Und so war das auch nach dem Spiel. Nach der Niederlage gegen uns waren die Nigerianerinnen zwar enttäuscht, aber das hat bei denen nicht lange gedauert, die hatten schnell zu ihrer Lockerheit zurückgefunden. Schon im Stadion waren die ganz wild darauf, Trikots zu tauschen. Von der Nummer 1 bis zur Nummer 18. Und die haben es nicht nur beim Trikot belassen. Die wollten sogar Hosen und Stutzen tauschen. Und das hätten die auch schon auf dem Platz gemacht.

Ich bin ja eigentlich auch eine Freundin vom Trikottauschen. Ich finde es klasse, die Trikots von den anderen Mannschaften zu haben, gegen die man gespielt hat. Das ist ein super Andenken. Und das sind ja auch Raritäten, das sind Originaltrikots. Aber dennoch hatte ich diesmal davon abgesehen zu tauschen. Selbst als die Nigerianerinnen deswegen bei uns vor der Kabine standen und auch später, als sie bei uns im Hotel auf unserem Stockwerk waren. Aber ich musste eisern sein. Ich konnte mich nicht erweichen. Ganz einfach deswegen, weil ich zu Hause versprochen habe, ein oder zwei von meinen Trikots mit nach Hause zu bringen. Wenn ich das nicht mache, kriege ich so einen drauf…

Ganz leer bin ich dann aber trotzdem nicht ausgegangen. Nach dem Abendessen sind wir in einem Aufzug mit ein paar belgischen Spielern gefahren. Mit denen sind wir ins Gespräch gekommen. Aus Jux haben wir dann gefragt, ob wir von ihnen Trikots haben können. Die haben tatsächlich Ja gesagt. Und unterschrieben haben die sie dann auch noch.

Bis bald!

Eure Célia

 

"Frühes Training und Eröffnungsfeier"
9. August 2008

Hallo Leute,

gestern stand hier natürlich alles im Zeichen der Eröffnungsfeier der Olympischen Spiele in Peking. Allerdings war das für mich so ein bisschen, wie das Warten aufs Christkind. Und das zieht sich ja immer. Nur dass es bei uns keine gefühlte Zeit war, sondern wirklich einige Stunden dauerte.
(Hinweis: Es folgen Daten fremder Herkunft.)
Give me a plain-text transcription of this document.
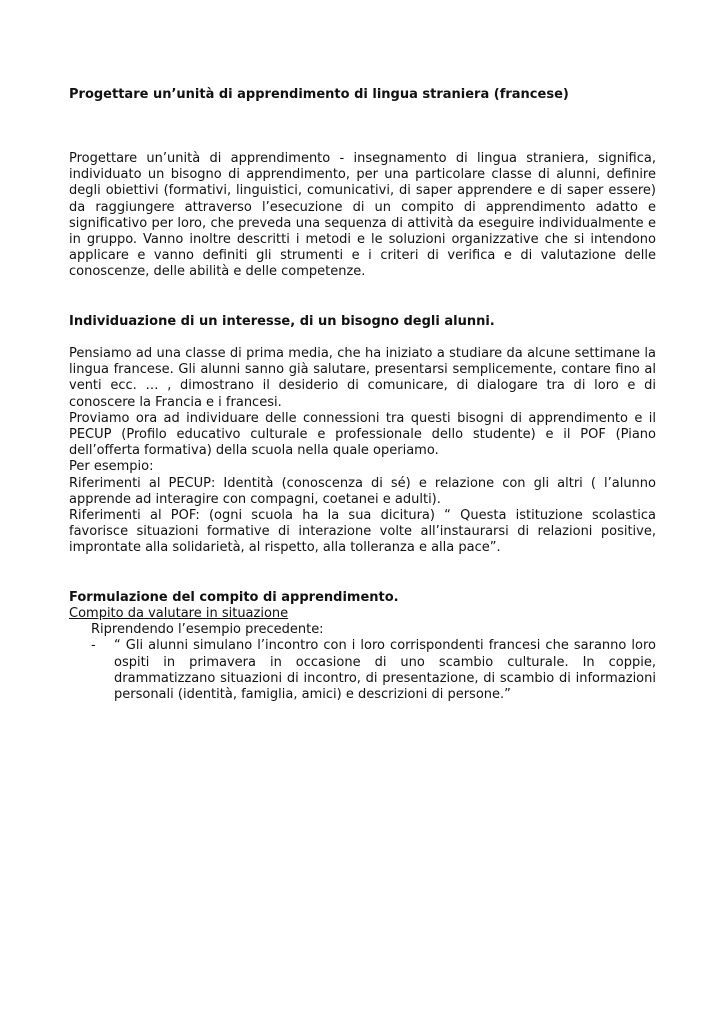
Progettare un’unità di apprendimento di lingua straniera (francese)

Progettare un’unità di apprendimento - insegnamento di lingua straniera, significa, individuato un bisogno di apprendimento, per una particolare classe di alunni, definire degli obiettivi (formativi, linguistici, comunicativi, di saper apprendere e di saper essere) da raggiungere attraverso l’esecuzione di un compito di apprendimento adatto e significativo per loro, che preveda una sequenza di attività da eseguire individualmente e in gruppo. Vanno inoltre descritti i metodi e le soluzioni organizzative che si intendono applicare e vanno definiti gli strumenti e i criteri di verifica e di valutazione delle conoscenze, delle abilità e delle competenze.

Individuazione di un interesse, di un bisogno degli alunni.

Pensiamo ad una classe di prima media, che ha iniziato a studiare da alcune settimane la lingua francese. Gli alunni sanno già salutare, presentarsi semplicemente, contare fino al venti ecc. … , dimostrano il desiderio di comunicare, di dialogare tra di loro e di conoscere la Francia e i francesi.

Proviamo ora ad individuare delle connessioni tra questi bisogni di apprendimento e il PECUP (Profilo educativo culturale e professionale dello studente) e il POF (Piano dell’offerta formativa) della scuola nella quale operiamo.

Per esempio:

Riferimenti al PECUP: Identità (conoscenza di sé) e relazione con gli altri ( l’alunno apprende ad interagire con compagni, coetanei e adulti).

Riferimenti al POF: (ogni scuola ha la sua dicitura) “ Questa istituzione scolastica favorisce situazioni formative di interazione volte all’instaurarsi di relazioni positive, improntate alla solidarietà, al rispetto, alla tolleranza e alla pace”.

Formulazione del compito di apprendimento.

Compito da valutare in situazione

Riprendendo l’esempio precedente:

- “ Gli alunni simulano l’incontro con i loro corrispondenti francesi che saranno loro ospiti in primavera in occasione di uno scambio culturale. In coppie, drammatizzano situazioni di incontro, di presentazione, di scambio di informazioni personali (identità, famiglia, amici) e descrizioni di persone.”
Der Grund dafür war, dass wir ziemlich zeitig aufstehen mussten. Bereits um 8.40 Uhr sind wir nämlich schon zum Training gefahren. Dass wir so früh trainieren, ist eigentlich gar nicht üblich. Da hier aber acht Mannschaften sind, müssen bei den Trainingszeiten gelegentlich auch Kompromisse eingegangen werden.

Im Endeffekt fand ich das frühe Training aber gar nicht so schlecht. Wir waren wieder die kleine Gruppe der Reservisten, die schon vorgestern auf dem Platz stand. Hauptsächlich haben wir Torschuss-Übungen gemacht. Das hat natürlich Spaß gemacht. Zumal es nicht so brütend heiß war, wie gestern Vormittag. Das war vergleichsweise kühl. Es hat sogar ein frisches Lüftchen geweht.

Feuer wollte ich erst wieder haben, als ich meine Stimmen zur Wahl der Athleten-Sprecher abgegeben habe. Jeder, der seinen Wahlzettel abgegeben hat, erhielt nämlich zur Belohnung eines der fünf Olympia-Maskottchen geschenkt. Und ich wollte gerne das rote haben, das heißt Huanhuan und symbolisiert das Olympische Feuer. Das hatten sie aber nicht mehr, es war schon vergriffen. Deswegen habe ich dann Jingjing, den Pandabär genommen, der soll die Kinder zum Lachen bringen und beschert Glück auf allen Wegen – so habe ich es zumindest gelesen.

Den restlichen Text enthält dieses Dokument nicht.